ただ、真里は僕とその同僚が“毎日の様に電話している”ことを知っているし、真里といる時に同僚から着信があった時は


「彼氏からですか?」


よく茶化されたものだ。


真里とその同僚は一緒に仕事したことがないし、今まで、真里、同僚のそれぞれから、それぞれのエピソードを聞いたことがなかった。


僕は電話を切った後、しばらく何も考えられずにいた。頭の中で繰り返されるのは、このタイミングでの真里の動きと、その意味だった。真里がなぜ、5ヶ月の沈黙を破り、鍵を返却してきた後に、わざわざ僕の同僚に連絡を取ったのか。


彼女は僕の様子を知りたかったのか?


鍵を返したことで、僕が何らかの反応を見せるかを待っていたのか?


でも、僕は何もしなかった。静かに受け入れた。


封書に書かれた住所の不透明さも気がおかしくなりそうな僕を更に助長した。


闇に誘いたいのか?


真里はそれにレスポンスがないことに、何かを感じ取ったのだろうか。僕がまだこの地で生きているのか、心のどこかで確認したかったのかもしれない。

直接ではなく、僕の行動を知っている同僚を介して。

その同僚が、僕との電話のやり取りを頻繁にしていることを真里は知っていて、だからこそ、彼を通じて、僕の状況を少しでも探ろうとしたのだろう。

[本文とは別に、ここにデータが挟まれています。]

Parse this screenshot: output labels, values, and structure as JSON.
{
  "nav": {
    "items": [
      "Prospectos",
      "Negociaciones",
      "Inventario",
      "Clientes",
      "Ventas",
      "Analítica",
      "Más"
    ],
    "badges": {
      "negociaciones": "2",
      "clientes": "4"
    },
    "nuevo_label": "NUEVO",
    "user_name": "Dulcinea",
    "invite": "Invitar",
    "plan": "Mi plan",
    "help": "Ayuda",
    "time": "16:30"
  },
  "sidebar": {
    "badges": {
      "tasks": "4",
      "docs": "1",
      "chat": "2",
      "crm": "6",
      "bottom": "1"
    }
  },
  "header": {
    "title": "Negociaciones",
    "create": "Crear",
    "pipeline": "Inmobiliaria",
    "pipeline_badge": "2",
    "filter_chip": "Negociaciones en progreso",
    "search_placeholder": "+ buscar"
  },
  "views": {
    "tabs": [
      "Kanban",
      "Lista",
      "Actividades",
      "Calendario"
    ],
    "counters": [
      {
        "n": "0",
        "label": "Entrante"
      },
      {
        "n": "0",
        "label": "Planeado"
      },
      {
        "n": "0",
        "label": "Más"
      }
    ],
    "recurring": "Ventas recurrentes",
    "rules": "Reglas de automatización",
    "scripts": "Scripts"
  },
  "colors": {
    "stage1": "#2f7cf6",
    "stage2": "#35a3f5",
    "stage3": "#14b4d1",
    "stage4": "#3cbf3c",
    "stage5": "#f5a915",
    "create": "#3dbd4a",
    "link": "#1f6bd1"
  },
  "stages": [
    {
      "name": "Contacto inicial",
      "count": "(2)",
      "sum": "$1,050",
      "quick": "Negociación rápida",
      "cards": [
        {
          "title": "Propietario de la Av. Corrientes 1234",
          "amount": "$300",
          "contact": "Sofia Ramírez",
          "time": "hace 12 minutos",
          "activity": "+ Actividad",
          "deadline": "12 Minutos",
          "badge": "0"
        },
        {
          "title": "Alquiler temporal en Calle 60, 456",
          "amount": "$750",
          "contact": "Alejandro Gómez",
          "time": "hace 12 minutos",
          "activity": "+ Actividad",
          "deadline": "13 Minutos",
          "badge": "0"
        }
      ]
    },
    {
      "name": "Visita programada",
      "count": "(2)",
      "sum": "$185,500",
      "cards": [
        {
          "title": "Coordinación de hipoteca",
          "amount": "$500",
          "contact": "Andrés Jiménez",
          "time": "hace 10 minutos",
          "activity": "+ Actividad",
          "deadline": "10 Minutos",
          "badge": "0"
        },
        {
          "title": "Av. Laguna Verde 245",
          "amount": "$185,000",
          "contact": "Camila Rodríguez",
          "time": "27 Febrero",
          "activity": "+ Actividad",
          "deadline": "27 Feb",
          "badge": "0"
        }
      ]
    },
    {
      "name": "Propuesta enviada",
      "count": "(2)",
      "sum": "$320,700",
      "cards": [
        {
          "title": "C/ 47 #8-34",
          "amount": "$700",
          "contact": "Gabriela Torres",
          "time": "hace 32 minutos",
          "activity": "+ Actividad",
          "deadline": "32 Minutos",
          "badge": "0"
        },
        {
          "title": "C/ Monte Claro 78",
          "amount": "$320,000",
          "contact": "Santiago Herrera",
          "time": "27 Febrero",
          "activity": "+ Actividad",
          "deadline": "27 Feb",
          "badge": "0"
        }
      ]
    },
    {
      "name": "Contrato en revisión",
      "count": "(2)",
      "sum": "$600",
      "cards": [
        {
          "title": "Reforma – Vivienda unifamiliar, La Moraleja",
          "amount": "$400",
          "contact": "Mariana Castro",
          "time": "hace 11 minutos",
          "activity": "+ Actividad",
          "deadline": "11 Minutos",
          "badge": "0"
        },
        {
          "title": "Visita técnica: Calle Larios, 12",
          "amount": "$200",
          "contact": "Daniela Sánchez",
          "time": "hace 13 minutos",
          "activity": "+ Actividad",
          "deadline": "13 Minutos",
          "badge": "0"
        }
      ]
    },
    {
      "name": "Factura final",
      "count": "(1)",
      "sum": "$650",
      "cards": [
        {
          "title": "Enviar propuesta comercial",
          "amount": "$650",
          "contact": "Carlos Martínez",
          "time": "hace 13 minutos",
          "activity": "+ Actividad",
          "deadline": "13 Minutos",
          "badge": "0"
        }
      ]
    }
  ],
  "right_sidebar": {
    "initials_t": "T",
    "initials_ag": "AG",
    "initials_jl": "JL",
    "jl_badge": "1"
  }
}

そう考えると、彼女の意図が見え隠れする。表面的には新しい生活に踏み出したかのように振る舞いながら、心の奥底では僕への未練や迷い、もしくは確認したい何かがあったかも知れないと。何もかもが終わったわけではなく、彩香さんが僕に教えてくれた


“完全にはシャッターを下ろせない”


真里がいたかも知れない。


鍵を返却しても、何も変わらなかった僕の姿勢。

それに対して彼女はどう思ったのか。